Four horrible climate things happening right now.
The Arctic, Antarctic, Asia and the Planet are all having a major breakdown currently.
Welcome to the 5th issue of Climate Matters newsletter. If you like what you are seeing, subscribe, share and/or support my work on climate outreach. I’ll keep today’s issue short & s̶w̶e̶e̶t̶ scary, but do read the previous longreads (Issues 1, 2, 3 & 4) if you haven’t yet.
We all know doom scrolling is harmful to our mental health. But the question beckons, can we afford to take a minute off from the horrible headlines? In the case of most other crises, I would say yes. But when it comes to climate crisis, we don’t have that luxury. Because, even though the crisis is extremely here and now already, we still have a shot at averting this disaster with minimal damage. And so, I’m here to give you select scary updates so we don’t get complacent or our take our eyes off the prize.

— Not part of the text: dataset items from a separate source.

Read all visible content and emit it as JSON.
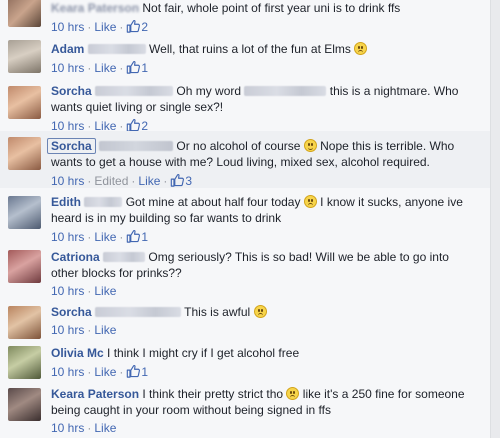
{
  "like_label": "Like",
  "edited_label": "Edited",
  "comments": [
    {
      "author": "Keara Paterson",
      "parts": [
        "Not fair, whole point of first year uni is to drink ffs"
      ],
      "time": "10 hrs",
      "likes": "2"
    },
    {
      "author": "Adam",
      "parts": [
        "Well, that ruins a lot of the fun at Elms"
      ],
      "time": "10 hrs",
      "likes": "1"
    },
    {
      "author": "Sorcha",
      "parts": [
        "Oh my word",
        "this is a nightmare. Who wants quiet living or single sex?!"
      ],
      "time": "10 hrs",
      "likes": "2"
    },
    {
      "author": "Sorcha",
      "parts": [
        "Or no alcohol of course",
        "Nope this is terrible. Who wants to get a house with me? Loud living, mixed sex, alcohol required."
      ],
      "time": "10 hrs",
      "likes": "3"
    },
    {
      "author": "Edith",
      "parts": [
        "Got mine at about half four today",
        "I know it sucks, anyone ive heard is in my building so far wants to drink"
      ],
      "time": "10 hrs",
      "likes": "1"
    },
    {
      "author": "Catriona",
      "parts": [
        "Omg seriously? This is so bad! Will we be able to go into other blocks for prinks??"
      ],
      "time": "10 hrs"
    },
    {
      "author": "Sorcha",
      "parts": [
        "This is awful"
      ],
      "time": "10 hrs"
    },
    {
      "author": "Olivia Mc",
      "parts": [
        "I think I might cry if I get alcohol free"
      ],
      "time": "10 hrs",
      "likes": "1"
    },
    {
      "author": "Keara Paterson",
      "parts": [
        "I think their pretty strict tho",
        "like it's a 250 fine for someone being caught in your room without being signed in ffs"
      ],
      "time": "10 hrs"
    }
  ]
}
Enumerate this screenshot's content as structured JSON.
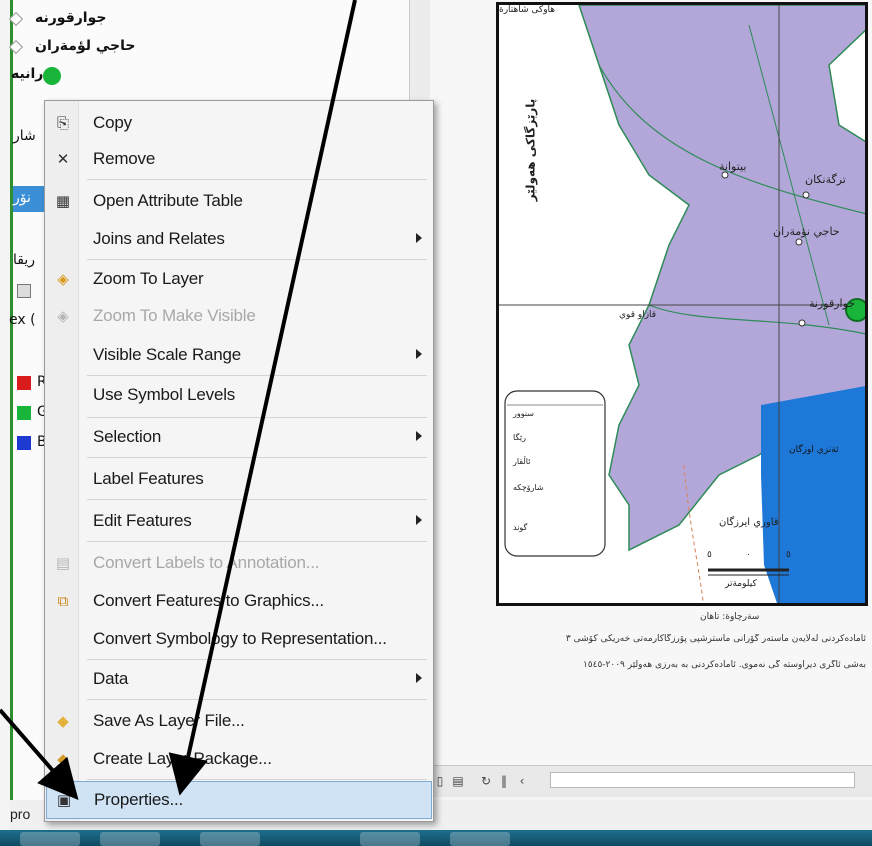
{
  "toc": {
    "layers": [
      {
        "label": "جوارقورنه"
      },
      {
        "label": "حاجي لؤمةران"
      },
      {
        "label": "رانيه"
      }
    ],
    "partial_labels": [
      "شار",
      "نۆر",
      "ريقا",
      "ex (",
      "R",
      "G",
      "B"
    ],
    "band_colors": {
      "R": "#d81b1b",
      "G": "#19b43a",
      "B": "#1f3ad0"
    },
    "highlight_color": "#3b8fd6"
  },
  "map": {
    "polygon_color": "#b3a7d9",
    "water_color": "#1e78d8",
    "place_labels": [
      {
        "text": "بيتوانة"
      },
      {
        "text": "ترگةنكان"
      },
      {
        "text": "حاجي نؤمةران"
      },
      {
        "text": "جوارقورنة"
      },
      {
        "text": "قازاو قوي"
      },
      {
        "text": "ئةنزي اوزگان"
      },
      {
        "text": "قاوري ايرزگان"
      }
    ],
    "vertical_title": "پارێزگاکی هەولێر",
    "top_label": "هاوکی شاهتارة",
    "scale_values": [
      "٥",
      "٠",
      "٥"
    ],
    "scale_unit": "كيلومةتر",
    "legend_items": [
      "سنوور",
      "رێگا",
      "ئاڵقار",
      "شارۆچکە",
      "گوند"
    ],
    "notes": [
      "سةرچاوة: تاهان",
      "ئامادەکردنی لەلایەن ماستەر گۆرانی ماسترشپی پۆرزگاکارمەتی خەریکی کۆشی ١٥٣ -",
      "بەشی ئاگری دیراوستە گی نەموی. ئامادەکردنی بە بەرزی هەولێر ٢٠٠٩-١٥٤٥ "
    ]
  },
  "context_menu": {
    "items": [
      {
        "label": "Copy",
        "icon": "copy-icon",
        "glyph": "⎘",
        "submenu": false,
        "disabled": false
      },
      {
        "label": "Remove",
        "icon": "remove-icon",
        "glyph": "✕",
        "submenu": false,
        "disabled": false
      },
      {
        "label": "Open Attribute Table",
        "icon": "table-icon",
        "glyph": "▦",
        "submenu": false,
        "disabled": false
      },
      {
        "label": "Joins and Relates",
        "icon": "",
        "glyph": "",
        "submenu": true,
        "disabled": false
      },
      {
        "label": "Zoom To Layer",
        "icon": "zoom-layer-icon",
        "glyph": "◈",
        "submenu": false,
        "disabled": false
      },
      {
        "label": "Zoom To Make Visible",
        "icon": "zoom-visible-icon",
        "glyph": "◈",
        "submenu": false,
        "disabled": true
      },
      {
        "label": "Visible Scale Range",
        "icon": "",
        "glyph": "",
        "submenu": true,
        "disabled": false
      },
      {
        "label": "Use Symbol Levels",
        "icon": "",
        "glyph": "",
        "submenu": false,
        "disabled": false
      },
      {
        "label": "Selection",
        "icon": "",
        "glyph": "",
        "submenu": true,
        "disabled": false
      },
      {
        "label": "Label Features",
        "icon": "",
        "glyph": "",
        "submenu": false,
        "disabled": false
      },
      {
        "label": "Edit Features",
        "icon": "",
        "glyph": "",
        "submenu": true,
        "disabled": false
      },
      {
        "label": "Convert Labels to Annotation...",
        "icon": "convert-labels-icon",
        "glyph": "▤",
        "submenu": false,
        "disabled": true
      },
      {
        "label": "Convert Features to Graphics...",
        "icon": "convert-graphics-icon",
        "glyph": "⧉",
        "submenu": false,
        "disabled": false
      },
      {
        "label": "Convert Symbology to Representation...",
        "icon": "",
        "glyph": "",
        "submenu": false,
        "disabled": false
      },
      {
        "label": "Data",
        "icon": "",
        "glyph": "",
        "submenu": true,
        "disabled": false
      },
      {
        "label": "Save As Layer File...",
        "icon": "layer-file-icon",
        "glyph": "◆",
        "submenu": false,
        "disabled": false
      },
      {
        "label": "Create Layer Package...",
        "icon": "layer-package-icon",
        "glyph": "◆",
        "submenu": false,
        "disabled": false
      },
      {
        "label": "Properties...",
        "icon": "properties-icon",
        "glyph": "▣",
        "submenu": false,
        "disabled": false
      }
    ],
    "selected": "Properties...",
    "selection_color": "#cfe3f5"
  },
  "status_bar": {
    "text": "pro"
  },
  "annotation_color": "#000000"
}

Here we go, four horrible things you should know.
1. The Arctic is on fire, like a hellfire never seen before
The Russian town of Verkhoyansk recorded a temperature of 38 degrees C in June -- a record temperature for the Arctic. The heat in the vast Russian region triggered widespread wildfires in June, associated with an estimated 56 million tons of carbon dioxide -- more than the annual emissions of some industrialized nations like Switzerland and Norway, as reported for CNN in Siberian heatwave made 600 times more likely by climate change, experts find.
2. The earth is running an unprecedented streak of high fever
The last 12 months were the hottest ever, recording a 1.39°C temperature rise above preindustrial levels. And according to the latest report by the World Meteorological Organization, there's a 20% chance that global annual temperatures will break the 1.5°C threshold over the next five years, compared to pre-industrial levels. Remember, this does not mean that we’ll hit the global overall 1.5°C temperature rise by 2100 threshold as agreed in the Paris Agreement, in 2024 itself. That overall temperature rise is measured over hundreds of years starting from 1850s. This new update only means there a high chance we’ll see the 12-month temperature rise crossing 1.5°C within the coming five years. But this is a clear indication that the planet is warming unprecedentedly, and that we are inching dangerously closer to the worst case scenario already. Read more at Climate change: 'Rising chance' of exceeding 1.5C global target
3. The Antarctic ice sheet is having a proper meltdown
“Antarctica holds around 90 per cent of the ice on the planet. It is equivalent to a continent the size of Europe, covered in a blanket of ice 2km thick. And as the planet heats up due to climate change, it doesn’t warm evenly everywhere: the polar regions warm much faster. The South Pole has warmed at three times the global rate since 1989, according to a paper published last month. As Antarctic ice melts and the glaciers slide toward the ocean, Thwaites has a central position that governs how the other glaciers behave. Right now, Thwaites is like a stopper holding back a lot of the other glaciers in West Antarctica. But scientists are worried that could change.” - Read more at Climate change: what Antarctica’s ‘doomsday glacier’ means for the planet
4. Monsoons rains are lashing Asia like a vengeful monster
Monsoon season has barely started and already several countries are reeling under extreme rainfall and reporting terrible flooding. Millions are displaced and hundreds have lost their lives along with massive property and infrastructure damage. Flash floods, swollen rivers breaching banks, rainfall triggered landslides and widespread inundation is reported in India (Assam, Bihar, Arunachal), China, Japan, Indonesia, Bangladesh, Nepal, Bhutan, Myanmar as of now.
The monsoon season — usually June to September — brings a torrent of heavy rain, a deluge that is crucial to South Asia’s agrarian economy. But in recent years, the monsoon season has increasingly brought cyclones and devastating floods. Scientists say global warming has played a role by affecting rainfall patterns across the subcontinent. Instead of more constant but less intense rains, warming has increased the frequency of extreme rains, which are more likely to cause flooding. - Monsoon Rains Pummel South Asia, Displacing Millions on New York Times.
Climate Change exacerbates extreme weather events, making them more intense and more frequent. The unusual flooding is already our new normal, and when the global temperature rises more, we will be unable to deal with these recurring deluges.
Read: How climate change is making record-breaking floods the new normal
Now, the important thing to remember here is that if this depresses you, please use that anger and sadness to demand better from our governments and fellow citizens. We need to treat climate crisis like a proper crisis to make any progress on it and individually we can do nothing except call for a radical collective response. Talk about this obsessively, even if people around you think you sound like a broken record.